Date of Scene: 27 January 2017
Location: Hana's Apartment
Synopsis: Conversation with an uber-witch is never dull, but always terribly abstract.
Cast of Characters: Naru Osaka, Hana Shiroi


Naru Osaka has posed:
The apartment building is only a little out of Naru's way when she's out and about in her normal life. Enough that a visit is a deliberate choice, but not so much that it's a terribly onerous task. Naru has popped by a couple times already, finding no more signs of people there than when Hana was a grief seed. She's not lingered, accepting that for what it is and moving on to wherever she was off to in the first place.

Today is no different, really. Naru is on her way home, still with her satchel and school uniform, not really in a rush to get anywhere. Kyouko's at work, and she's got homework to catch up on, but the thrill of english grammar and sentance structure is just not terribly compelling. Instead she finds herself riding up an elevator, bending her head forward to stretch out that stubborn kink that comes with sitting a desk all damn day long. Expectations are low enough that nerves aren't even a factor.

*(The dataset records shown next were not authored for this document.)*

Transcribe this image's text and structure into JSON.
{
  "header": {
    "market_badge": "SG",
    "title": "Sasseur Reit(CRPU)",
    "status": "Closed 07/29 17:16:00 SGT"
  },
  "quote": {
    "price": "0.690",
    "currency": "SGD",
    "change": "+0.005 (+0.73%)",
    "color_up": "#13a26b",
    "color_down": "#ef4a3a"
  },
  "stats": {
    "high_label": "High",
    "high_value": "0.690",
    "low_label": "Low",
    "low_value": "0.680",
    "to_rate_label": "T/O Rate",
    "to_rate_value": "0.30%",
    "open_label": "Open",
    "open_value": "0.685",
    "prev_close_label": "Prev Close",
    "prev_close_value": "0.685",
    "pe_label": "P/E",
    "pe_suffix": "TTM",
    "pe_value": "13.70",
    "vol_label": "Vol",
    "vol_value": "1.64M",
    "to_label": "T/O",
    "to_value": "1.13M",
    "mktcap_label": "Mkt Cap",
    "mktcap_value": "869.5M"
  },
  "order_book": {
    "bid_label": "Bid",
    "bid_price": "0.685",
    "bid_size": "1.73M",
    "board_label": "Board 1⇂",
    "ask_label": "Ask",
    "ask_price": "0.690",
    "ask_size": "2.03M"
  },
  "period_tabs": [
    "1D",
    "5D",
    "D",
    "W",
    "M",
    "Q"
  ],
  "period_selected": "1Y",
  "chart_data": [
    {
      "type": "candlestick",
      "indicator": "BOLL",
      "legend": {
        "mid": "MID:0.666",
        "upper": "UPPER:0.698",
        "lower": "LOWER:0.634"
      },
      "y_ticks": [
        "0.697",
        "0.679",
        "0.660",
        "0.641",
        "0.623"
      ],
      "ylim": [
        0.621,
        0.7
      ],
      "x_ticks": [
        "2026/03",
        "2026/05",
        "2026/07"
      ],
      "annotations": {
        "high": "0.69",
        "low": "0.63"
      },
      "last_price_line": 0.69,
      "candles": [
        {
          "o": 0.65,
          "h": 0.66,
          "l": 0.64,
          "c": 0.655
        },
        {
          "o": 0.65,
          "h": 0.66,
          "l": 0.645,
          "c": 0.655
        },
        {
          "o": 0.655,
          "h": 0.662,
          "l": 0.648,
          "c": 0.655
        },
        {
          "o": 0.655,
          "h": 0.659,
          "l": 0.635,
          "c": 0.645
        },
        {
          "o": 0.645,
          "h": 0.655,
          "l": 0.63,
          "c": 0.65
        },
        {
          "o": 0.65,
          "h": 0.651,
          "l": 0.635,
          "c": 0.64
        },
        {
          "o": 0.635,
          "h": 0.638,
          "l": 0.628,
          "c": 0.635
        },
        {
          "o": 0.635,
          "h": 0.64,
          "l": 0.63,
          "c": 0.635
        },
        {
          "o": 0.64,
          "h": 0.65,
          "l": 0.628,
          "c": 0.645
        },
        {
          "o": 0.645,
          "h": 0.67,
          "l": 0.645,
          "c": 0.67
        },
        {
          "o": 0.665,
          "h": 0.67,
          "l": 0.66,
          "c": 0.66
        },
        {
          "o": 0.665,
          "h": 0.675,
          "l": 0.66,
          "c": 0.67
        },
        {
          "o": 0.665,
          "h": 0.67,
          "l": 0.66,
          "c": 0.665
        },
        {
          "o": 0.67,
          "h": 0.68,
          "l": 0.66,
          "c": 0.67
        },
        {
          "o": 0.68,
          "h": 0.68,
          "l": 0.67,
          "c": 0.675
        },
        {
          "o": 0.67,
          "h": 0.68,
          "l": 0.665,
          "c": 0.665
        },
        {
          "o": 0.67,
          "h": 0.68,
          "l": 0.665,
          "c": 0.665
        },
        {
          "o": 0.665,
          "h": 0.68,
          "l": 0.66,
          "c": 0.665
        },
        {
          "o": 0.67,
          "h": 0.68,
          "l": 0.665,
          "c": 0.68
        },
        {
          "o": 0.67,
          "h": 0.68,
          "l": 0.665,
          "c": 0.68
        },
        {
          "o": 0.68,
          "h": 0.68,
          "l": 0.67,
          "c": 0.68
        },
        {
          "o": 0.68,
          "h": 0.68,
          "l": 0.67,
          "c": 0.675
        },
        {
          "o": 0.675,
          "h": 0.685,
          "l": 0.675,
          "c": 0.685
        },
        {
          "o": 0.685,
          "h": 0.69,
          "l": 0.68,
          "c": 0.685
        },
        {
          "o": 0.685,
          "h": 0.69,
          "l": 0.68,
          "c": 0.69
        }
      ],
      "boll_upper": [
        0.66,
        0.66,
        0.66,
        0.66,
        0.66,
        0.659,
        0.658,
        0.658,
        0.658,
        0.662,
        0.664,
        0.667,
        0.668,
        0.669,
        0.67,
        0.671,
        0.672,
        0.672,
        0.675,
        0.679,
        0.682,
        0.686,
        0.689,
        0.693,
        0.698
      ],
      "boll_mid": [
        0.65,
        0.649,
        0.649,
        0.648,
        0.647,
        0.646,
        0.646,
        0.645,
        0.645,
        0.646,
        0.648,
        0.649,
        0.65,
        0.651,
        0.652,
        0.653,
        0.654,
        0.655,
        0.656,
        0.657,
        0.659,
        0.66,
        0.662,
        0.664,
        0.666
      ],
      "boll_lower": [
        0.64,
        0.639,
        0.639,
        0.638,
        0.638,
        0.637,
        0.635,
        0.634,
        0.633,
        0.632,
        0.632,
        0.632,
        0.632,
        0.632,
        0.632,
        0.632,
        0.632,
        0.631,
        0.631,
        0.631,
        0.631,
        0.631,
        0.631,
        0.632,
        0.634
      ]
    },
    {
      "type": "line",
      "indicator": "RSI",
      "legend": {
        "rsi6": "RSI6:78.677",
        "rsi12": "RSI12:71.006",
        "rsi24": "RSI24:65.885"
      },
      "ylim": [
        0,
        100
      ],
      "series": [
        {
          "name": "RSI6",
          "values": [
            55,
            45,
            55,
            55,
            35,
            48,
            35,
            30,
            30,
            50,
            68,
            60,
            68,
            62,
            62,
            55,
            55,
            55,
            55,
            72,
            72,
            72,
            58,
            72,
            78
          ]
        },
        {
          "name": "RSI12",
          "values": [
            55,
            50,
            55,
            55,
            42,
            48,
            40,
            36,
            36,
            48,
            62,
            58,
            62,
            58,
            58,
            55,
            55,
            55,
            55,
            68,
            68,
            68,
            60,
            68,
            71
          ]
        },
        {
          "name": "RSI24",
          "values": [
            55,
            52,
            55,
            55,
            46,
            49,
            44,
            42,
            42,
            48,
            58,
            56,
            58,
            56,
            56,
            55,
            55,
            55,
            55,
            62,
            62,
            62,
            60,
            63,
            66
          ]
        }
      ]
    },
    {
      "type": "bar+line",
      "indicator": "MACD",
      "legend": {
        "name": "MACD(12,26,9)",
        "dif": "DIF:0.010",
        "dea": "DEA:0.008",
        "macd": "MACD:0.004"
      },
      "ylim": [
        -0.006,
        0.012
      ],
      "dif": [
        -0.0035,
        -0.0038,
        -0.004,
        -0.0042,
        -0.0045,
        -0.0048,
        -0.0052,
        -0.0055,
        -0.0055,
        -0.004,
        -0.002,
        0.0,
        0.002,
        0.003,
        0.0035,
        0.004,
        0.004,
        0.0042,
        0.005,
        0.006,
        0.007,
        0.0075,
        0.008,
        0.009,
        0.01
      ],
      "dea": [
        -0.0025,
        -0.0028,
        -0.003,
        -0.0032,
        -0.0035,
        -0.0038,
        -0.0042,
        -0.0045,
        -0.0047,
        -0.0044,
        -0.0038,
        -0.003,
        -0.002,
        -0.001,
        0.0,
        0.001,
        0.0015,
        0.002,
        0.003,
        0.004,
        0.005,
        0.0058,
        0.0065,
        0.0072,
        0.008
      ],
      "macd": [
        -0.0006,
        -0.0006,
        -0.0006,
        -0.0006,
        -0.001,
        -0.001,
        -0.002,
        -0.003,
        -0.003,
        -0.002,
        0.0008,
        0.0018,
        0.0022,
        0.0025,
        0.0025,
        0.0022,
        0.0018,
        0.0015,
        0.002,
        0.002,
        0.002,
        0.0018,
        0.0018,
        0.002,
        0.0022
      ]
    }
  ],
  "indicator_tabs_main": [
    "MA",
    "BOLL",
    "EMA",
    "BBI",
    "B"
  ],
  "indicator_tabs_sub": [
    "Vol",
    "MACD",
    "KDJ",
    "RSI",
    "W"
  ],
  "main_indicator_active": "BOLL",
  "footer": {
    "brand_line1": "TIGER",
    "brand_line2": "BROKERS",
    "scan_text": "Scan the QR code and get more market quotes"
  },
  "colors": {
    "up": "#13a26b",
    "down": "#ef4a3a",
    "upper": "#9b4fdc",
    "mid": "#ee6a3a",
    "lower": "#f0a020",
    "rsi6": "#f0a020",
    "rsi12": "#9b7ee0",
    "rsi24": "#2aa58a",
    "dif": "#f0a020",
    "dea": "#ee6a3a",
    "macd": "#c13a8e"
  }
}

Naru steps out of the elevator, walking just that little bit down the hall and, rather than using the key she has in her pocket, very politely knocks at the door.
Hana Shiroi has posed:
    The difference is probably notable almost at once. It might not be to a normal human who just happened to be wandering by- but Naru, despite her newness to the condition, is magical. She's more likely to be attuned to the subtle differences than a mundane. She will probably sense the soft cessation of normal reality, to be replaced by that vague, dreamlike sense of unreality as she proceeds down the hall towards the door.

    It's almost like she's stepped into one of the dreams she used to talk to Hana in; alternately, its sort of like taking just a little bit of drugs- not enough to impair reason, but enough that the world around you doesn't quite seem 'real', even though you know it is. This aura follows Hana around. For those who have experienced it, it is fairly easy to recognize.

    That would be the first clue. The second would be the door swinging open, apparently entirely on its own. Inside the apartment, the aura is worse. It feels like stepping into a semi-liquid- the world inside the apartment does not necessarily jive with the world outside of it. A different reality, even if very localized.

    Hana is not in the main room. But there is a sense, a glimpse of movement from the side room- the art studio.
Naru Osaka has posed:
Naru blinks as her reality gets just a faint bit hazy and the door opens without the benefit of a person. She takes just a moment, paused on the doorstep to recalibrate her perceptions, her thoughts, her sense of balance on more levels than just physical.

That moment to recalibrate serves her well as she moves into the ambient oozing that reality is doing within the apartment. Her steps are careful but not tentative, still evaluating the feelings and sense around her. Without even really thinking about it, she glances towards the red chair and beyond it, to where she left a painting and then her attention swings over to the studio.

Naru comes to pause in the doorway of the studio, not quite entering just yet, but equally having no illusions that Hana does not know she's there.
Hana Shiroi has posed:
    The painting that Naru had left beside the windows, on an easel, remains. It appears untouched, though there's no way that Hana, or anyone else, had been in the apartment and not seen it there.

    As she approaches the studio, that sense of movement resolves itself into a familiar short, white-clad figure. Hana is indeed there, looking much the same as she did within dreams. In fact, given the sense of different reality which oozes from her in a palpable way, it really isn't that different an experience, meeting her in the real world as opposed to in a dream.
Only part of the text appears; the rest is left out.